Conformité avec le droit international
Selon une note juridique du service diplomatique européen, datée du 21 juillet, que Le Monde s’est procurée, l’UE s’estime aujourd’hui « en conformité avec les obligations de droit international telles qu’interprétées par la Cour », notamment concernant la non-reconnaissance des changements de frontières de la Cisjordanie décidés par l’occupant israélien, qui réduisent la taille du territoire palestinien. Depuis 2014, l’UE assure qu’elle « ne reconnaîtra les modifications apportées aux frontières d’avant 1967, y compris en ce qui concerne Jérusalem, que si les parties en conviennent ».

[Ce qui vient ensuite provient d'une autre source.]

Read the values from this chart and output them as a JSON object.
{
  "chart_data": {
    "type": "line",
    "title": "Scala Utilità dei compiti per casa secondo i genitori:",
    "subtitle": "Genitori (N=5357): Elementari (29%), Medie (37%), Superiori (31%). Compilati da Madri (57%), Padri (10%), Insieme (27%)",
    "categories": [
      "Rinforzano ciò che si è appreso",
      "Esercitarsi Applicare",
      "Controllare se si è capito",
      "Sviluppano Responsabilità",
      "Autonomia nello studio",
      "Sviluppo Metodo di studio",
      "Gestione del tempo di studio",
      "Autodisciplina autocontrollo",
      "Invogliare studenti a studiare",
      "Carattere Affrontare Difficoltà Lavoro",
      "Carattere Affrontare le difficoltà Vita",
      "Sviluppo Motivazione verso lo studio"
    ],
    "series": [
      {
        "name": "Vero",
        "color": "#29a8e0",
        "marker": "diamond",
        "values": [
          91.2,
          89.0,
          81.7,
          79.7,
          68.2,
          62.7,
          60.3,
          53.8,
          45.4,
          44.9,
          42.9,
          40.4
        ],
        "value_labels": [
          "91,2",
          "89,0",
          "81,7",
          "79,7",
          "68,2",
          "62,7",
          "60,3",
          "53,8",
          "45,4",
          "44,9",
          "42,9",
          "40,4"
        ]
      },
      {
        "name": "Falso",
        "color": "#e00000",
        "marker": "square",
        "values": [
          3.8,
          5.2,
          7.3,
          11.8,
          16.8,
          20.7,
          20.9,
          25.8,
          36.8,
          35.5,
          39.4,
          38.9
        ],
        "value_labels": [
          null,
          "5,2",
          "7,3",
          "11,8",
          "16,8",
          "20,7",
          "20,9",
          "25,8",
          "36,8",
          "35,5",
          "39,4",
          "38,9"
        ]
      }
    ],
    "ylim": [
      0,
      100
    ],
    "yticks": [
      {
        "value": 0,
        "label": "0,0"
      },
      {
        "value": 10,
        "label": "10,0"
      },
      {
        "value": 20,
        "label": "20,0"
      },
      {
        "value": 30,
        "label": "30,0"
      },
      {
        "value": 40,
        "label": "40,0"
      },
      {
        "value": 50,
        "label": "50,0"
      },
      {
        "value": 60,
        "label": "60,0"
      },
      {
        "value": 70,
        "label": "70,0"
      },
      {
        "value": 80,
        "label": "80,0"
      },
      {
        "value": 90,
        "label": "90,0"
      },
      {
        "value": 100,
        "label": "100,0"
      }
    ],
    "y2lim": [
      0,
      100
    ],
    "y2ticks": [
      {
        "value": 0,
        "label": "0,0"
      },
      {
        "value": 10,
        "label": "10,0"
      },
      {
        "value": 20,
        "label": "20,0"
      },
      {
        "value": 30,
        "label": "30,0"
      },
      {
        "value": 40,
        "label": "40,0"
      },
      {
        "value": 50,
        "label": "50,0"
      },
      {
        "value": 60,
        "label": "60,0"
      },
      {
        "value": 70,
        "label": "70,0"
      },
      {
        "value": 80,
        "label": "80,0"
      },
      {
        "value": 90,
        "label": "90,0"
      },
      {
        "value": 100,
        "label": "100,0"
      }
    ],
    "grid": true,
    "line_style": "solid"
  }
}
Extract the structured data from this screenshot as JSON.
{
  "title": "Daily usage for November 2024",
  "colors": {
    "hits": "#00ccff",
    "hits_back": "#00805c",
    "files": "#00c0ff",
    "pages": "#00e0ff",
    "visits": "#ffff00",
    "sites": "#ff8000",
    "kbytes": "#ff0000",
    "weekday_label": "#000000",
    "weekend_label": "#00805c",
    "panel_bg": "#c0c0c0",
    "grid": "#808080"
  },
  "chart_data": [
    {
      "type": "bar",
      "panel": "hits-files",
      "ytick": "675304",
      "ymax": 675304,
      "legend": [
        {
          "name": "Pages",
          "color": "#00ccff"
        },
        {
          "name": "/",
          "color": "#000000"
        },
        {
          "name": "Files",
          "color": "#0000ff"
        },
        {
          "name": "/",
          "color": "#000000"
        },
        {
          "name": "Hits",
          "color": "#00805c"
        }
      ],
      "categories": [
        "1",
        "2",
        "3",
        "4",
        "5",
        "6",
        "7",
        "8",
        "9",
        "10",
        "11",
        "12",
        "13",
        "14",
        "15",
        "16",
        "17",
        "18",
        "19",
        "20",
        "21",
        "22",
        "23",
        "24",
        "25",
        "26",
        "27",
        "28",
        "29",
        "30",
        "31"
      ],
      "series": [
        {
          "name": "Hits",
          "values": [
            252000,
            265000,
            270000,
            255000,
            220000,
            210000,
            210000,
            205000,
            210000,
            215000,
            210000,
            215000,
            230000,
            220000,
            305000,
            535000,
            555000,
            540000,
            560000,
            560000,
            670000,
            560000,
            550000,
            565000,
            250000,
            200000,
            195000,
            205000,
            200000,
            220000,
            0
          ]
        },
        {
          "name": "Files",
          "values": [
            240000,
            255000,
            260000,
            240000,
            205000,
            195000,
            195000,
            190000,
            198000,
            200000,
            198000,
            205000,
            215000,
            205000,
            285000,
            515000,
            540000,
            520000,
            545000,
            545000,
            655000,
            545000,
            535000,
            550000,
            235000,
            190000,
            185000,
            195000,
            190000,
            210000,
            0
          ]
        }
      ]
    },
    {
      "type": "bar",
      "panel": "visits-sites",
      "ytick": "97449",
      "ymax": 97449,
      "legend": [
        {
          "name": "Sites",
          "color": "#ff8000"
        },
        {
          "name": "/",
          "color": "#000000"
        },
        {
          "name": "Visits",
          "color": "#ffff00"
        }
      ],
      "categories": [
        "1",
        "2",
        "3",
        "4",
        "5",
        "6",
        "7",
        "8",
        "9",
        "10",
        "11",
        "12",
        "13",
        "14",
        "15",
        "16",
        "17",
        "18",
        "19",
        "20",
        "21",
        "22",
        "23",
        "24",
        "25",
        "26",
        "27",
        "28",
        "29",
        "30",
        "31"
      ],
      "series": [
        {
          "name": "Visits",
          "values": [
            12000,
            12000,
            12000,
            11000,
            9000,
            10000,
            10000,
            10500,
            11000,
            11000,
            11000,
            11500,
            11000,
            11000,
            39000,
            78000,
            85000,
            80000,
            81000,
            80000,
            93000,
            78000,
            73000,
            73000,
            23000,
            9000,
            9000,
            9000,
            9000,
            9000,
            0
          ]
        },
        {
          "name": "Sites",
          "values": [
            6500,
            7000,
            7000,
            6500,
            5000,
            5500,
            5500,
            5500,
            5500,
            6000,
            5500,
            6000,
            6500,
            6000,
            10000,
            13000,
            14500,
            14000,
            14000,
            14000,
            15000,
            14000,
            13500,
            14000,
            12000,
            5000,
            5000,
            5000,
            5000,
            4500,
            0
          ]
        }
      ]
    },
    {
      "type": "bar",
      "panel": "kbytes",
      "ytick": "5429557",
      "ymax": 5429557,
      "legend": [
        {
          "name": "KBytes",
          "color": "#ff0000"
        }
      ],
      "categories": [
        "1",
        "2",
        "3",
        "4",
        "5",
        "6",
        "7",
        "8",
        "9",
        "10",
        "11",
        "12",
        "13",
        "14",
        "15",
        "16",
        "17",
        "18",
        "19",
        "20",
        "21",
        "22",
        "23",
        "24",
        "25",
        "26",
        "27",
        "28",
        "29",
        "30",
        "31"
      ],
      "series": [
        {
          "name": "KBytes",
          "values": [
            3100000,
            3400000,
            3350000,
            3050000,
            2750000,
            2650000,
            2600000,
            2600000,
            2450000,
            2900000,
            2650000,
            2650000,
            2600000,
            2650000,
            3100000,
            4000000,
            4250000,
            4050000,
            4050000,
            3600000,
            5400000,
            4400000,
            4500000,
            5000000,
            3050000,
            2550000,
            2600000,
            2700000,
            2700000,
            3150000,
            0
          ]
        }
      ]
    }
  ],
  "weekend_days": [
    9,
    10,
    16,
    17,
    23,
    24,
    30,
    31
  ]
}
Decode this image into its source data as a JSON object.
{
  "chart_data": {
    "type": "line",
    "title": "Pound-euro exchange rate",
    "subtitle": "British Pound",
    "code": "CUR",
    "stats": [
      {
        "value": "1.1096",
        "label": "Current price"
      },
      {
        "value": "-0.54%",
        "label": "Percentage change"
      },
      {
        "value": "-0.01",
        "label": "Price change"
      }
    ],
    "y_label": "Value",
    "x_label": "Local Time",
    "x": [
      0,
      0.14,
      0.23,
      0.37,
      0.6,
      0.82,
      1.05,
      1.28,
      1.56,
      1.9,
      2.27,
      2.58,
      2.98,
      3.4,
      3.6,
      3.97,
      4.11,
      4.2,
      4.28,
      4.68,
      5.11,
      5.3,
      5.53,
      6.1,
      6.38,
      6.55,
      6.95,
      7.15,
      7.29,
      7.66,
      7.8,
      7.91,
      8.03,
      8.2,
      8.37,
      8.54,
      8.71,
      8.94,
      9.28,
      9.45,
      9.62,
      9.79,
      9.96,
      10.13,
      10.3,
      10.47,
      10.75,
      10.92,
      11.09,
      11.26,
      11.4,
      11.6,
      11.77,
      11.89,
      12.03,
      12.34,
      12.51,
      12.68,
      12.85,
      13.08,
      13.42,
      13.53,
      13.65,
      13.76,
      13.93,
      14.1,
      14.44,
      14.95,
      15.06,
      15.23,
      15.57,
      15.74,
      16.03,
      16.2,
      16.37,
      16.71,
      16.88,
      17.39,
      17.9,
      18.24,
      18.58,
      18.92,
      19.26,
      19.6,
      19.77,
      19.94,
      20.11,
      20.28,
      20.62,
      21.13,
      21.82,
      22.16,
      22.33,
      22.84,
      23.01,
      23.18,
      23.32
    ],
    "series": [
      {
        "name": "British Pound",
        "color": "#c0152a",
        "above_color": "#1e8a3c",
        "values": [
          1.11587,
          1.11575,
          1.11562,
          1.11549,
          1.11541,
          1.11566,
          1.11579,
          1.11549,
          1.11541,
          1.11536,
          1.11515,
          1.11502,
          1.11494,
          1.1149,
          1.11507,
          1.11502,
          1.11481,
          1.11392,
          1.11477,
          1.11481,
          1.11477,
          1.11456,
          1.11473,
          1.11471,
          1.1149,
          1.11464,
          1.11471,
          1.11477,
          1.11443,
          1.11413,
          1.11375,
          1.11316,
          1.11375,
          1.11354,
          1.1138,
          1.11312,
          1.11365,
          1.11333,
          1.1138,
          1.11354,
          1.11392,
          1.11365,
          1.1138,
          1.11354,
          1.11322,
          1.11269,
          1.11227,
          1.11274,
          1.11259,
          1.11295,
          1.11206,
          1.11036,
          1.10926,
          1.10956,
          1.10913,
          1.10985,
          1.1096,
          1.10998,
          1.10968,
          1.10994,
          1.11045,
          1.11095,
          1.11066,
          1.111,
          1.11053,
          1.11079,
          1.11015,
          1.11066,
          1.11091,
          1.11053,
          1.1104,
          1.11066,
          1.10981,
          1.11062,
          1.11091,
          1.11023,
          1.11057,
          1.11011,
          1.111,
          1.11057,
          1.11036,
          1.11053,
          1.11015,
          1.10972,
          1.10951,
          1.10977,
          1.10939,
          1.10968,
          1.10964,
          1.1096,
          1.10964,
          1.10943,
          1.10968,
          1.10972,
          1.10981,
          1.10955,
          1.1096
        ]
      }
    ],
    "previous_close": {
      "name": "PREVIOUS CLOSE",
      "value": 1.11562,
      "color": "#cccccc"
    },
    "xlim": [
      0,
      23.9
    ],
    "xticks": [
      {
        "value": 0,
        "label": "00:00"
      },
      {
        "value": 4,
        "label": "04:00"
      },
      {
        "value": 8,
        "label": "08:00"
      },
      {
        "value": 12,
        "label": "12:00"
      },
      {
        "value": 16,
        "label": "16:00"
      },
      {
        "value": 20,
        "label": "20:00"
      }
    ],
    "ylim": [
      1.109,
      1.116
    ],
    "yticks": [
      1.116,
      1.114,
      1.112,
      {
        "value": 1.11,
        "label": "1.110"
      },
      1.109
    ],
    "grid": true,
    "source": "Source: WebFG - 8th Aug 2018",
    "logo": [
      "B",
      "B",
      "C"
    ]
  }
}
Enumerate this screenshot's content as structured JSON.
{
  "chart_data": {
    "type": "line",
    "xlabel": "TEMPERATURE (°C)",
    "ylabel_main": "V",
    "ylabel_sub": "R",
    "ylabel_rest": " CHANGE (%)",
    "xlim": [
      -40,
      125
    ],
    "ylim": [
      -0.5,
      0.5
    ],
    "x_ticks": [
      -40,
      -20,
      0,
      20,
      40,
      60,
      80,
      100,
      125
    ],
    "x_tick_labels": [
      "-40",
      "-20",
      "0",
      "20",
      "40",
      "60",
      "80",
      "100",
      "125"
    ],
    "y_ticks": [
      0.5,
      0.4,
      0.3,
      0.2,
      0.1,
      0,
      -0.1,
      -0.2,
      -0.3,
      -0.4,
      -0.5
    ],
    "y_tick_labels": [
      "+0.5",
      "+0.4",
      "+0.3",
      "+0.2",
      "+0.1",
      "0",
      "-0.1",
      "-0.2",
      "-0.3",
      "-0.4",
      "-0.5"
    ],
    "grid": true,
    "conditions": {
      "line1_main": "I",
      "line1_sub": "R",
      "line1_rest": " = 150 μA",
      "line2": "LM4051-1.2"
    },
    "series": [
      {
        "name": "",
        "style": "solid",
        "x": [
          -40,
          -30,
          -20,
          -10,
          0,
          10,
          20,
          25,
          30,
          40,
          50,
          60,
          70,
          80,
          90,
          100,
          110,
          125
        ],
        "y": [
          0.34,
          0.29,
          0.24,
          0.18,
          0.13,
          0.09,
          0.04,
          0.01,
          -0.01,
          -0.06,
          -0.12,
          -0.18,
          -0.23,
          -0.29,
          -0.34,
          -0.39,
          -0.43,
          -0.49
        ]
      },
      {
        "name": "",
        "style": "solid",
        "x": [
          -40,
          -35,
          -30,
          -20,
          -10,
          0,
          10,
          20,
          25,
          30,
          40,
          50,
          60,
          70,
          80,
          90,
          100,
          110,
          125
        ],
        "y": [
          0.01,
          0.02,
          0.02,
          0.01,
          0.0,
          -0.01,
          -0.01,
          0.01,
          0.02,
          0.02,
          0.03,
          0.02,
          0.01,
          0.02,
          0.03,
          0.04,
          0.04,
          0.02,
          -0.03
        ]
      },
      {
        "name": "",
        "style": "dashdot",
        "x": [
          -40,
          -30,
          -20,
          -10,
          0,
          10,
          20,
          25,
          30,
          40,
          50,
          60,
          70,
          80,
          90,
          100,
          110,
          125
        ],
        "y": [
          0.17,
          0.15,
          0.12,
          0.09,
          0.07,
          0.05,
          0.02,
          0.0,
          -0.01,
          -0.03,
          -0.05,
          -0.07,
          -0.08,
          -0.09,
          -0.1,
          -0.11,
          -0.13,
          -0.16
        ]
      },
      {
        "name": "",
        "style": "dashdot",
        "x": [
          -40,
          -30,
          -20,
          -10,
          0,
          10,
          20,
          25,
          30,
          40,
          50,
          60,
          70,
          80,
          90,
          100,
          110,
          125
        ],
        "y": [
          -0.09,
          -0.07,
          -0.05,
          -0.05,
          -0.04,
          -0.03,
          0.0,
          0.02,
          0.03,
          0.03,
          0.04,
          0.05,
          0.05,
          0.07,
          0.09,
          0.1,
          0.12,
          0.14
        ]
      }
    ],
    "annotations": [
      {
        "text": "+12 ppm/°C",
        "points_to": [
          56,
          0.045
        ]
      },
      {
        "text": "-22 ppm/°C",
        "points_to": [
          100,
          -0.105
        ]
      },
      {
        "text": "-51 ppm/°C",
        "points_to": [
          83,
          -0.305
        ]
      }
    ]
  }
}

Boycott des produits des colonies israéliennes
Au-delà de la question des frontières, la CIJ souligne, dans son avis du 19 juillet (qui n’est pas contraignant, mais fait autorité) que les Etats sont dans l’obligation de ne pas reconnaître les actions illicites d’Israël et de ne pas prêter assistance au maintien de sa présence dans les territoires palestiniens occupés. Les eurodéputés réclament la mise en place d’« une interdiction des échanges avec les colonies » ou, en d’autres mots, un boycott des produits issus des colonies israéliennes dans les territoires occupés. Selon les estimations, l’UE importerait chaque année pour 175 à 350 millions d’euros de biens des colonies israéliennes.